Juristas repudiam nova versão de lei anticorrupção
30 de novembro de 2016O projeto de lei com medidas contra a corrupção (PL 4850/16) aprovado na madrugada desta quarta-feira (30/11) pela Câmara foi alvo de duras críticas de juristas brasileiros.
O texto, que originalmente apresentava propostas rígidas para inibir crimes de desvio de dinheiro e práticas ilícitas, sofreu diversas alterações antes de ser aprovado pelo plenário. Além de rejeitar medidas importantes, como a criminalização do enriquecimento ilícito de agentes públicos e o aumento do tempo de prescrição de processos de casos de corrupção, a Câmara incluiu uma emenda que prevê a punição de juízes do Ministério Público (MP) por abuso de autoridade.

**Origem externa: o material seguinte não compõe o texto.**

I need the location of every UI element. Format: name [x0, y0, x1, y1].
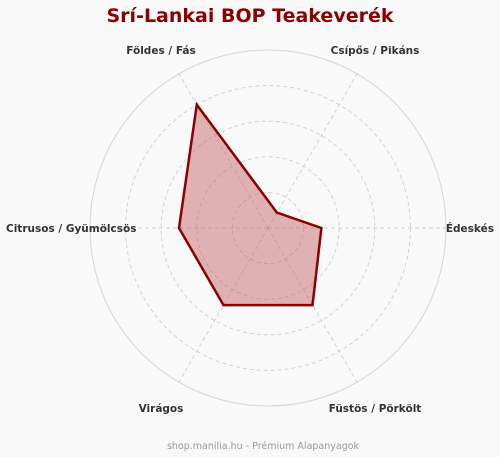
series-area [177, 101, 323, 307]
axis-labels: Édeskés Csípős / Pikáns Földes / Fás Citrus… [6, 45, 494, 415]
radar-grid [89, 49, 447, 407]
data-layer [177, 101, 323, 307]
axis-label: Citrusos / Gyümölcsös [6, 223, 136, 235]
axis-label: Édeskés [446, 222, 494, 235]
chart-title: Srí-Lankai BOP Teakeverék [107, 5, 394, 27]
axis-label: Csípős / Pikáns [331, 45, 420, 57]
grid-spoke [267, 73, 358, 229]
axis-label: Földes / Fás [126, 45, 196, 57]
grid-spoke [178, 73, 269, 229]
grid-spoke [178, 227, 269, 383]
data-point [275, 211, 279, 214]
footer-text: shop.manilia.hu - Prémium Alapanyagok [167, 441, 360, 452]
data-point [320, 226, 323, 230]
grid-spoke [267, 227, 358, 383]
data-point [311, 303, 314, 307]
data-point [222, 303, 225, 307]
axis-label: Füstös / Pörkölt [329, 403, 422, 415]
axis-label: Virágos [139, 403, 184, 415]
data-point [177, 226, 181, 230]
data-point [195, 103, 198, 106]
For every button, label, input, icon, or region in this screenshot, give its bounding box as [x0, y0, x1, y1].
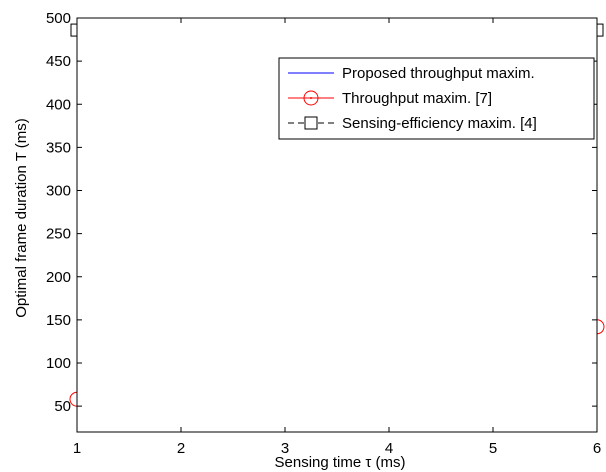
legend-label-3: Sensing-efficiency maxim. [4] [342, 115, 537, 132]
y-tick-label: 300 [46, 183, 71, 200]
x-tick-label: 3 [281, 440, 289, 457]
y-tick-label: 400 [46, 96, 71, 113]
x-tick-label: 2 [177, 440, 185, 457]
legend: Proposed throughput maxim. Throughput max… [278, 57, 595, 140]
x-tick-label: 4 [385, 440, 393, 457]
legend-label-2: Throughput maxim. [7] [342, 90, 492, 107]
y-tick-label: 250 [46, 226, 71, 243]
y-tick-label: 150 [46, 312, 71, 329]
legend-label-1: Proposed throughput maxim. [342, 65, 535, 82]
y-tick-label: 350 [46, 139, 71, 156]
y-tick-label: 100 [46, 355, 71, 372]
y-tick-label: 450 [46, 53, 71, 70]
legend-marker-dot [310, 97, 312, 99]
x-axis-label: Sensing time τ (ms) [275, 454, 406, 471]
y-axis-label: Optimal frame duration T (ms) [13, 118, 30, 318]
legend-marker-2 [303, 90, 319, 106]
x-tick-label: 5 [489, 440, 497, 457]
y-tick-label: 50 [54, 398, 71, 415]
x-tick-label: 6 [593, 440, 601, 457]
legend-marker-3 [304, 116, 318, 130]
y-tick-label: 200 [46, 269, 71, 286]
x-tick-label: 1 [73, 440, 81, 457]
y-tick-label: 500 [46, 10, 71, 27]
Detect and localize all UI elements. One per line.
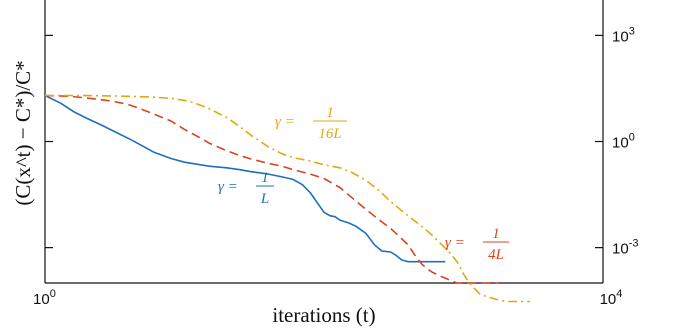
annotation-gamma: γ = bbox=[275, 114, 295, 130]
annotation-numerator: 1 bbox=[261, 170, 269, 186]
axis-ticks: 103 100 10-3 100 104 bbox=[33, 25, 638, 308]
annotation-denominator: L bbox=[260, 191, 269, 207]
y-tick-label: 103 bbox=[612, 25, 635, 45]
x-tick-label: 100 bbox=[33, 288, 56, 308]
series-line bbox=[45, 94, 531, 303]
annotation-numerator: 1 bbox=[326, 105, 334, 121]
x-tick-label: 104 bbox=[600, 288, 623, 308]
series-line bbox=[44, 94, 446, 263]
y-tick-label: 10-3 bbox=[612, 238, 638, 258]
annotation-gamma: γ = bbox=[218, 179, 238, 195]
annotation-denominator: 16L bbox=[318, 126, 341, 142]
annotation-numerator: 1 bbox=[492, 226, 500, 242]
y-axis-title: (C(x^t) − C*)/C* bbox=[11, 60, 35, 205]
y-tick-label: 100 bbox=[612, 132, 635, 152]
series-annotation: γ = 1 4L bbox=[445, 226, 509, 263]
series-group bbox=[44, 94, 531, 303]
annotation-denominator: 4L bbox=[488, 247, 504, 263]
series-annotation: γ = 1 L bbox=[218, 170, 274, 207]
x-axis-title: iterations (t) bbox=[272, 303, 375, 327]
series-annotations: γ = 1 Lγ = 1 4L γ = 1 16L bbox=[218, 105, 509, 263]
annotation-gamma: γ = bbox=[445, 235, 465, 251]
series-annotation: γ = 1 16L bbox=[275, 105, 347, 142]
series-line bbox=[44, 94, 500, 284]
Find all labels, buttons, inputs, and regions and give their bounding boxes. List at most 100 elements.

Para Ronaldo Pinheiro de Queiroz, procurador da República e integrante do Grupo de Trabalho da Lava Jato, o texto aprovado pela Câmara representa um retrocesso imenso no combate à corrupção. Ele classifica a medida que pune juristas de "castração" da autonomia do Judiciário.
Na prática, a medida inibe as investigações. Na leitura de Queiroz, a emenda criminaliza, por exemplo, o ato de um magistrado protocolar uma denúncia sem garantias suficientes de que ela será julgada. "Se a mesma regra fosse aplicada a um parlamentar, ele não poderia sugerir um projeto de lei sem a certeza absoluta de que o texto seria sancionado", compara o procurador. "Essa medida inibe o nosso trabalho."

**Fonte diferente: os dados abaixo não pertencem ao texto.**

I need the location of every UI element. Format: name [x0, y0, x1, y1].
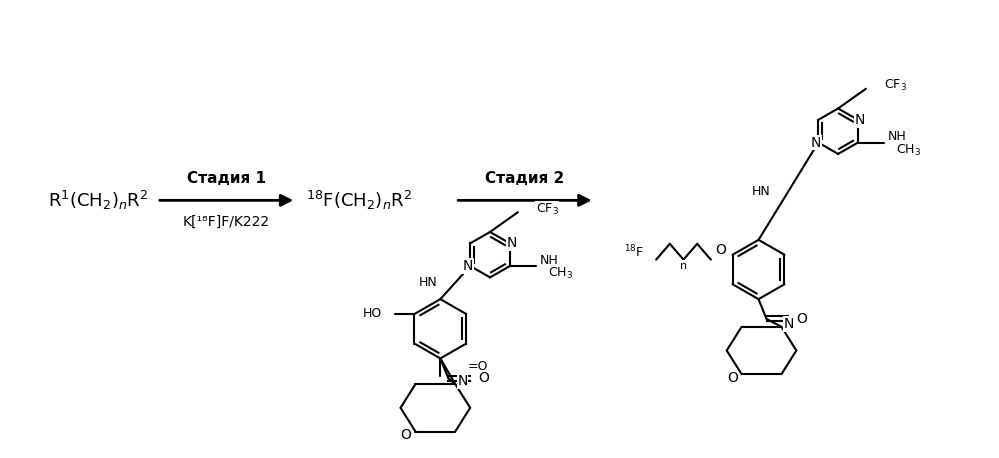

Para Queiroz, trata-se de uma tentativa de criminalizar questões administrativas. "É muito mais fácil combater um MP combativo do que um omisso. Eles querem criminalizar a ação dos magistrados que estão trabalhando para combater a corrupção no país. Caso contrário, eles não se dariam ao trabalho."
Lava Jato ameaçada
Diante da inclusão da emenda, integrantes da força-tarefa da Lava Jato ameaçaram abandonar a operação caso o projeto seja sancionado da forma como foi aprovado pela Câmara.
Em entrevista a jornalistas nesta quarta-feira em Curitiba, o procurador do Ministério Público Federal (MPF) Carlos Fernando dos Santos Lima afirmou que os procuradores estão dispostos a "renunciar coletivamente". "Não é possível, em nenhum Estado de direito, que não se protejam promotores e procuradores contra os próprios acusados."
Em nota oficial, a força-tarefa acusou a Câmara de se aproveitar do acidente aéreo envolvendo a equipe da Chapecoense para aprovar medidas que desagradam a sociedade. "Aproveitando-se de um momento de luto e consternação nacional, na calada da madrugada, as propostas foram subvertidas. As medidas contra a corrupção, endossadas por mais de dois milhões de cidadãos, foram pervertidas para contrariar o desejo da iniciativa popular e favorecer a corrupção por meio da intimidação do MP e do Judiciário."
No documento, os procuradores da Lava Jato afirmam que "abusos devem sim ser punidos", mas que a emenda aprovada pelos parlamentares representa um "atentado contra a independência do exercício da atividade ministerial e judicial".
Para o Procurador-Geral da República, Rodrigo Janot, o resultado da votação colocou o "país em marcha à ré no combate à corrupção". "O Plenário da Câmara dos Deputados desperdiçou uma chance histórica de promover um salto qualitativo no processo civilizatório da sociedade brasileira", declarou Janot à imprensa.
A presidente do Supremo Tribunal Federal (STF) e do Conselho Nacional de Justiça, a ministra Cármen Lúcia, também lamentou a emenda que ameaça a autonomia do Poder Judiciário. "Pode-se tentar calar o juiz, mas nunca se conseguiu, nem se conseguirá calar a Justiça", afirmou em comunicado oficial.
Próximos passos
Originalmente, o pacote de medidas anticorrupção foi apresentado em março deste ano pelo MPF e contou com forte apoio popular, recebendo mais de 2,3 milhões de assinaturas em todo o Brasil. As propostas do texto foram inspiradas na campanha Dez Medidas contra a Corrupção, elaboradas pelo MPF ao longo das investigações da Operação Lava Jato, iniciadas há dois anos.
O projeto que segue agora para apreciação no Senado sofreu tantas alterações que, segundo o MP, "as dez medidas foram rasgadas".
Contudo, ainda é possível que os senadores rejeitem as emendas propostas pela Câmara e recuperem o espírito original do projeto. "Não perdemos confiança nas instituições brasileiras", afirma Queiroz.